Atlanta, GA - In a recent court filing, former New York City mayor Rudy Giuliani has admitted to making false public comments about two Georgia election workers. However, he argues that his words are protected by the constitution.

The lawsuit, brought by Ruby Freeman and Wandrea "Shaye" Moss, accuses Giuliani of defaming them by falsely claiming that they engaged in election fraud while counting ballots at State Farm Arena in Atlanta. Giuliani repeatedly promoted debunked claims that Freeman and Moss, who are mother and daughter, had pulled out suitcases of illegal ballots and committed other fraudulent acts in an attempt to alter the outcome of the 2020 presidential election.

Although Giuliani acknowledges the falsity of his statements, he denies that they caused any harm to Freeman or Moss. This point is crucial because defamation plaintiffs must demonstrate not only that a statement made about them was false, but also that it resulted in actual damage.

The court filing states, "While Giuliani does not admit to Plaintiffs' allegations, he — for purposes of this litigation only — does not contest the factual allegations."

Included in the filing is Giuliani's argument that he should not be sanctioned for failing to produce evidence in the case, as requested by Freeman and Moss.

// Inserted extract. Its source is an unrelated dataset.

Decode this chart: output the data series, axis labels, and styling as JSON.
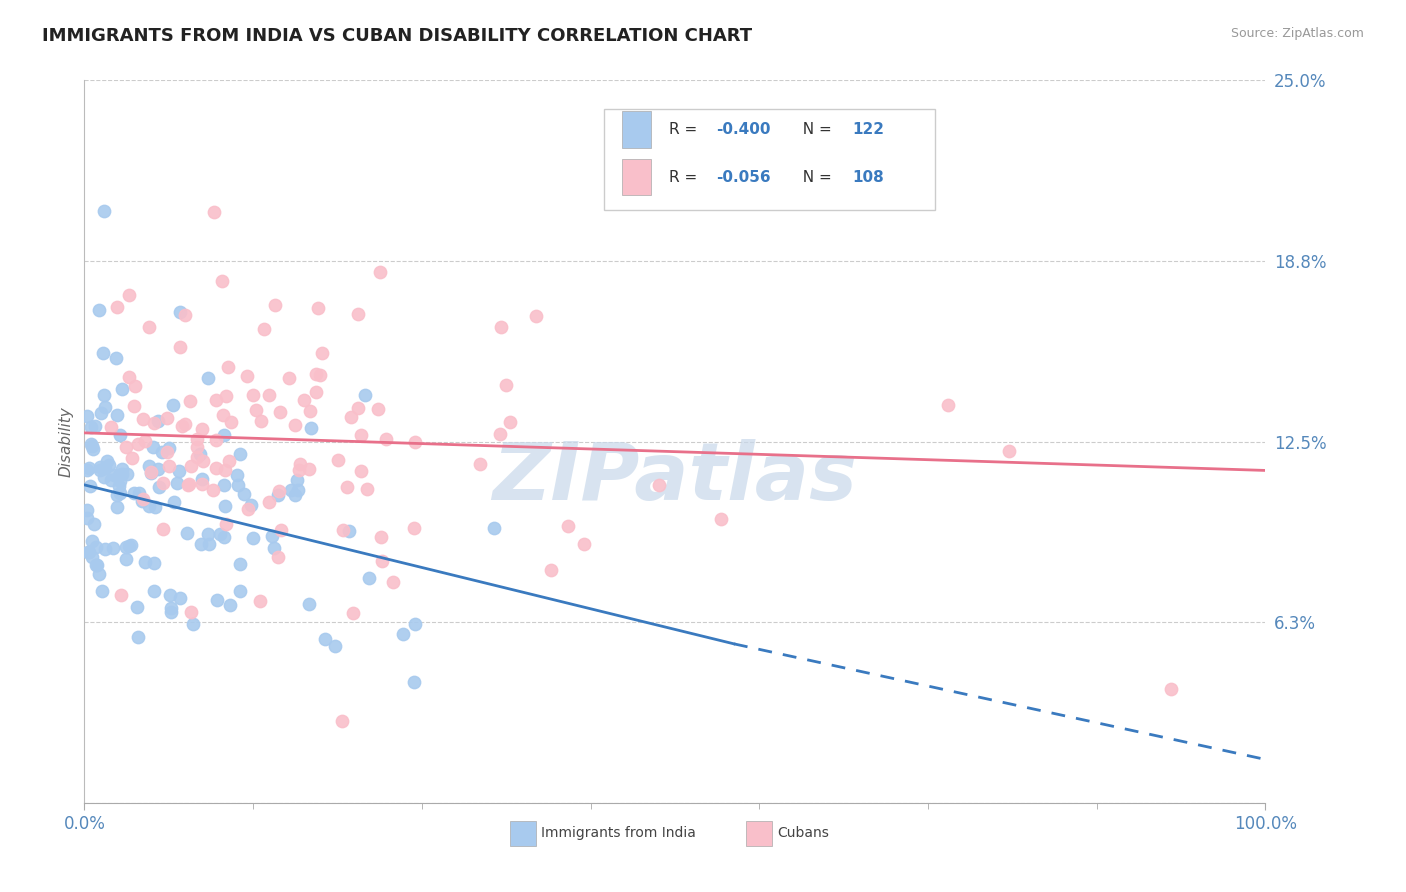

  • Two Georgia election workers file second suit over fraud claims, this time against One America News Network and Rudy Giuliani
  • Trump-aligned broadcaster OAN airs segment admitting Georgia election workers 'did not engage in ballot fraud or criminal misconduct'


In a recent court filing related to the ongoing election fraud lawsuit, Rudy Giuliani, former political advisor to President Trump, has made a significant concession. While he does not admit to the plaintiffs' allegations, Giuliani, for the purpose of this litigation only, does not contest the factual allegations. This development allows the case to move forward and potentially opens the door for a motion to dismiss.

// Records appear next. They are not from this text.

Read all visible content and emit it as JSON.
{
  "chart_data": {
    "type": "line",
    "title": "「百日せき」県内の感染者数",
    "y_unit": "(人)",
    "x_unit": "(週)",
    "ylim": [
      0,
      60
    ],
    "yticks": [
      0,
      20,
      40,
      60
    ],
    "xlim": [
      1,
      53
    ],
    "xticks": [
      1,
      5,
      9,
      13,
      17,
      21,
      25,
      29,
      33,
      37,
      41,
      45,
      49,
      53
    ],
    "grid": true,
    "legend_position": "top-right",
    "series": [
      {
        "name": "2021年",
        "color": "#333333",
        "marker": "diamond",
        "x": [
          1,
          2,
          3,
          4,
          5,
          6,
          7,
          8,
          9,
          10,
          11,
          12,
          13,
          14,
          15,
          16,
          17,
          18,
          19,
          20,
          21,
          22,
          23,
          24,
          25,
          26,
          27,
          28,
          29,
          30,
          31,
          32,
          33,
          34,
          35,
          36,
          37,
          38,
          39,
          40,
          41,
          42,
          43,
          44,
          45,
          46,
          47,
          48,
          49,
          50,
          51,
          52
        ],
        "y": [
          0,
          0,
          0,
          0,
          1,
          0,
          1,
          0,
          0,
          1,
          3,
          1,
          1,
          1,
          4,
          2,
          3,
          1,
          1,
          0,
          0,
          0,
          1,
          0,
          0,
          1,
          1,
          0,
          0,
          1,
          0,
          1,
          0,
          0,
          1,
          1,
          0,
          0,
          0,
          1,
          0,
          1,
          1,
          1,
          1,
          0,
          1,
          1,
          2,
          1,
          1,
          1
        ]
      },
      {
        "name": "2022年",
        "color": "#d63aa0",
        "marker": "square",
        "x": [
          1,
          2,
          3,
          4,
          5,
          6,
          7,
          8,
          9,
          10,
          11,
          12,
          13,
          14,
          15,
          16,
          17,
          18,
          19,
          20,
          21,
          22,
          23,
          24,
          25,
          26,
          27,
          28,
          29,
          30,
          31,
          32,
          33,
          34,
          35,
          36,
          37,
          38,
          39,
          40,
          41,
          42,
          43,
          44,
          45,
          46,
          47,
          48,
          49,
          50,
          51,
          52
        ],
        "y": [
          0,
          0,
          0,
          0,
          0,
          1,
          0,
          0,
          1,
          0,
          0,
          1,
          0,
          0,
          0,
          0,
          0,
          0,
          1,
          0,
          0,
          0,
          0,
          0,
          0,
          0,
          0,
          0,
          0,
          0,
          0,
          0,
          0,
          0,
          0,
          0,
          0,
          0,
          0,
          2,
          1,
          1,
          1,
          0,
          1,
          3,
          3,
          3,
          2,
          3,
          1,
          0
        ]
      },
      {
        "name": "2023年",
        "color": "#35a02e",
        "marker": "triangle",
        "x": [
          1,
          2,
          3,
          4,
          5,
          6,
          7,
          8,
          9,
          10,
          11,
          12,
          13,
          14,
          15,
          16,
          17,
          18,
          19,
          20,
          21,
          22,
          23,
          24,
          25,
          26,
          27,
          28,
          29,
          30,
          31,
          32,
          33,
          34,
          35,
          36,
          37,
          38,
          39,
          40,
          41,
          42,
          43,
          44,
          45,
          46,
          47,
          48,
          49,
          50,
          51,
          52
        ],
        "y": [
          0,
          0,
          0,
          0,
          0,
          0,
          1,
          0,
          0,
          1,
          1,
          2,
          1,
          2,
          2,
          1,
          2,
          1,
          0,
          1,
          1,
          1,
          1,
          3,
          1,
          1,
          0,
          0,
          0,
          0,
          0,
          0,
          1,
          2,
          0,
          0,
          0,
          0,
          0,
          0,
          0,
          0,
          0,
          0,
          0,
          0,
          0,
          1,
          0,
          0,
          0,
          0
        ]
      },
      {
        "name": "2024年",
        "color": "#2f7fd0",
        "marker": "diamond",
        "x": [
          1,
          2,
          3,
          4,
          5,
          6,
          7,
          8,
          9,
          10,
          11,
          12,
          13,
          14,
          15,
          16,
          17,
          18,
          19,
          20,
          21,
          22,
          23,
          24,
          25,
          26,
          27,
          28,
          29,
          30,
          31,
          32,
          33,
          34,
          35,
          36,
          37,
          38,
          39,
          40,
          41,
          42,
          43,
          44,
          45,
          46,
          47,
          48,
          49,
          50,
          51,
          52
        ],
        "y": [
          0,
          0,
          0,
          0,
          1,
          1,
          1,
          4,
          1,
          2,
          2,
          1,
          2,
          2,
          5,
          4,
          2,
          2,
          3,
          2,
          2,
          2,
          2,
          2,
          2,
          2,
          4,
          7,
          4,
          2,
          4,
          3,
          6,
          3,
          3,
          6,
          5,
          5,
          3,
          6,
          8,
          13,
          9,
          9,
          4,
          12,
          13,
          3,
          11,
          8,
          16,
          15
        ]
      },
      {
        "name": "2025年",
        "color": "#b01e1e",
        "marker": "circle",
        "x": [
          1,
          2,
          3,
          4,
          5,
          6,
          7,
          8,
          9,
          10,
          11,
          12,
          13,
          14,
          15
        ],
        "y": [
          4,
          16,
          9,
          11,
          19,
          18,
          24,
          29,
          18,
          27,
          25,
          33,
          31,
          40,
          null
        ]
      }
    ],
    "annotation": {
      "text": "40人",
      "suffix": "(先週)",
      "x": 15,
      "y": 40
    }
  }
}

Clarifying Giuliani's Position

According to Ted Goodman, a political adviser to Giuliani, the filing was made in order to transition to the next stage of the case, which will likely involve a motion to dismiss. This strategic move indicates Giuliani's desire to focus on certain aspects of the lawsuit while not necessarily acknowledging the validity of the plaintiffs' claims.

Freeman and Moss Vindicated

On the other side of the legal battle, Ruby Freeman and Shaye Moss, who were accused by Giuliani and former-President Trump of participating in election fraud during the 2020 presidential election, feel vindicated by this development. Michael Gottlieb, their lawyer, stated that Giuliani is conceding "what we have always known to be true." He affirms that Freeman and Moss dutifully performed their civic duties in full compliance with the law. The allegations made against them have been proven false from the very beginning.

Remaining Issues and Trial

While this concession is a significant milestone, there are still certain issues that need to be resolved by the court, including determining damages. Nevertheless, both Freeman and Moss are pleased with the progress made in their quest for justice. They eagerly anticipate presenting the remaining aspects of their case at trial.

Motion Alleges Lack of Evidence Preservation

In another motion recently filed by Freeman and Moss, they allege that Giuliani failed to preserve crucial evidence related to their claims. They have requested U.S. District Judge Beryl Howell to impose sanctions as a result. However, Giuliani's lawyer argues in the court filing that no electronic evidence was mishandled since it was all seized by the government and under their control.

Looking Ahead

As this election fraud lawsuit continues to unfold, it is clear that significant developments have been made. Giuliani's concession on the factual allegations allows the case to progress and potentially explore avenues for dismissal. With both sides eager to make their cases, the spotlight will remain on this legal battle as it moves closer to trial.